= Nominal terms (computer science) =

Nominal terms are a metalanguage for embedding object languages with binding constructs into. Intuitively, they may be seen as an extension of first-order terms with support for name binding. Consequently, the native notion of equality between two nominal terms is alpha-equivalence (equivalence up to a permutative renaming of bound names). Nominal terms came out of a programme of research into nominal sets, and have a concrete semantics in those sets.

Where the regular unification found in Prolog is linear in the size of terms compared, the extension to faithfully capture equivalence of nominal terms, called nominal unification in the literature, is quadratic (Calvès 2013). Based on an earlier PTIME algorithm for nominal unification, alphaProlog is a Prolog-like logic programming language with facilities for binding names in terms, which was intended to be useful for programs acting on program syntax (Cheney 2004).

Nominal term embeddings may be seen as alternatives to de Bruijn encodings and higher-order abstract syntax, where the latter uses the simply typed lambda calculus as a metalanguage.

==Motivation==

Many interesting calculi, logics and programming languages that are commonly seen in computer science feature name binding constructs. For instance, the universal quantifier from first-order logic, the lambda-binder from the lambda-calculus, and the pi-binder from the pi-calculus are all examples of name-binding constructs.

Computer scientists often need to manipulate abstract syntax trees. For instance, compiler writers perform many manipulations of abstract syntax trees during the various optimisation and elaboration phases of compiler execution. In particular, when working with abstract syntax trees with name binding constructs, we often want to work on alpha-equivalence classes, implement capture-avoiding substitutions, and make it easy to generate fresh names. How best to do this, in a bug free and reliable manner, motivates a large amount of research.

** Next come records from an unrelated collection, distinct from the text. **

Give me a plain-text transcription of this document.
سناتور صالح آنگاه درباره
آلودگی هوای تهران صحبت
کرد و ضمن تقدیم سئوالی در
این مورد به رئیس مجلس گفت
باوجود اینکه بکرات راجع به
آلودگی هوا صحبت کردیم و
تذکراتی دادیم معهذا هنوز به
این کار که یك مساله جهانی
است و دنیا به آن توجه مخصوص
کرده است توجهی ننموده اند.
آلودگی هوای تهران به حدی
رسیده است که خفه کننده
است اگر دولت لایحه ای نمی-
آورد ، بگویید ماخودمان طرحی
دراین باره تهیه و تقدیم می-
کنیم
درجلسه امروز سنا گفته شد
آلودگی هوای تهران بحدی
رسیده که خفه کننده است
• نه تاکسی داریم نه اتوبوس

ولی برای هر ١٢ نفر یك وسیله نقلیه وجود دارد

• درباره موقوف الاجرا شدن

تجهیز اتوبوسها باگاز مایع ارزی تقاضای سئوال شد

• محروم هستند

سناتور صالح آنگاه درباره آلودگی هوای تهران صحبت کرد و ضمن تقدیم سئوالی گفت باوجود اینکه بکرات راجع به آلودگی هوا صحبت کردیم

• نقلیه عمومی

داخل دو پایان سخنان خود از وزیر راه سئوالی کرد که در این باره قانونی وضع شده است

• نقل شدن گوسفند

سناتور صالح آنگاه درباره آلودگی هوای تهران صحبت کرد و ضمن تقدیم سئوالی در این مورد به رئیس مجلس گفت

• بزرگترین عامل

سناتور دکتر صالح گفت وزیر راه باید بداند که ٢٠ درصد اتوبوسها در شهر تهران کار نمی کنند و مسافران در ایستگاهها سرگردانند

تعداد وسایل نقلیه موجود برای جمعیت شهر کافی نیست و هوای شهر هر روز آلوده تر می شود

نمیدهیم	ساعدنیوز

Prior attempts at solving this problem include 'nameless approaches' such as de Bruijn indices and levels, and higher-order approaches such as higher-order abstract syntax. Nominal terms are another, relatively new, approach that retain explicit names for bound variables like higher-order abstract syntax, whilst retaining the first-order flavour (and first-order computational properties) of de Bruijn encodings.

==Relation with higher-order patterns==

Higher-order unification is known to be undecidable. This motivates the search for subsets of lambda-terms that enjoy a computationally well-behaved unification procedure. Higher-order patterns, proposed by Miller, are one such set.

Higher-order patterns are lambda-terms where the arguments of a free variable are all distinct bound variables. They possess an efficiently decidable unification procedure, and as a result, have been widely implemented, notably in the logic programming language lambdaProlog.

A recent body of work has investigated the connections between nominal terms and higher-order patterns, and consequently between nominal unification and higher-order pattern unification. Cheney proposed an extension of nominal terms called nominal patterns. He then provided a translation between nominal patterns and higher-order patterns which preserved unifiers. Later, Levy and Villaret demonstrated a translation between nominal terms and higher-order patterns that preserves the notion of unifiability. That is, if two nominal terms are unifiable, then their translated pattern counterparts are also unifiable.

Dowek and Gabbay later sharpened Levy and Villaret's translation, proving that in some sense their translation is the best that there can be, and proved that the improved translation preserves unifiers. That is, if two nominal terms are unifiable by some substitution, then the corresponding higher-order pattern unification problem under the translation is solved by the translated substitution. For their proof, Dowek and Gabbay used a variation of nominal terms called permissive nominal terms. However, a translation from permissive nominal terms and back again also exists, completing the translation between nominal terms and higher-order patterns.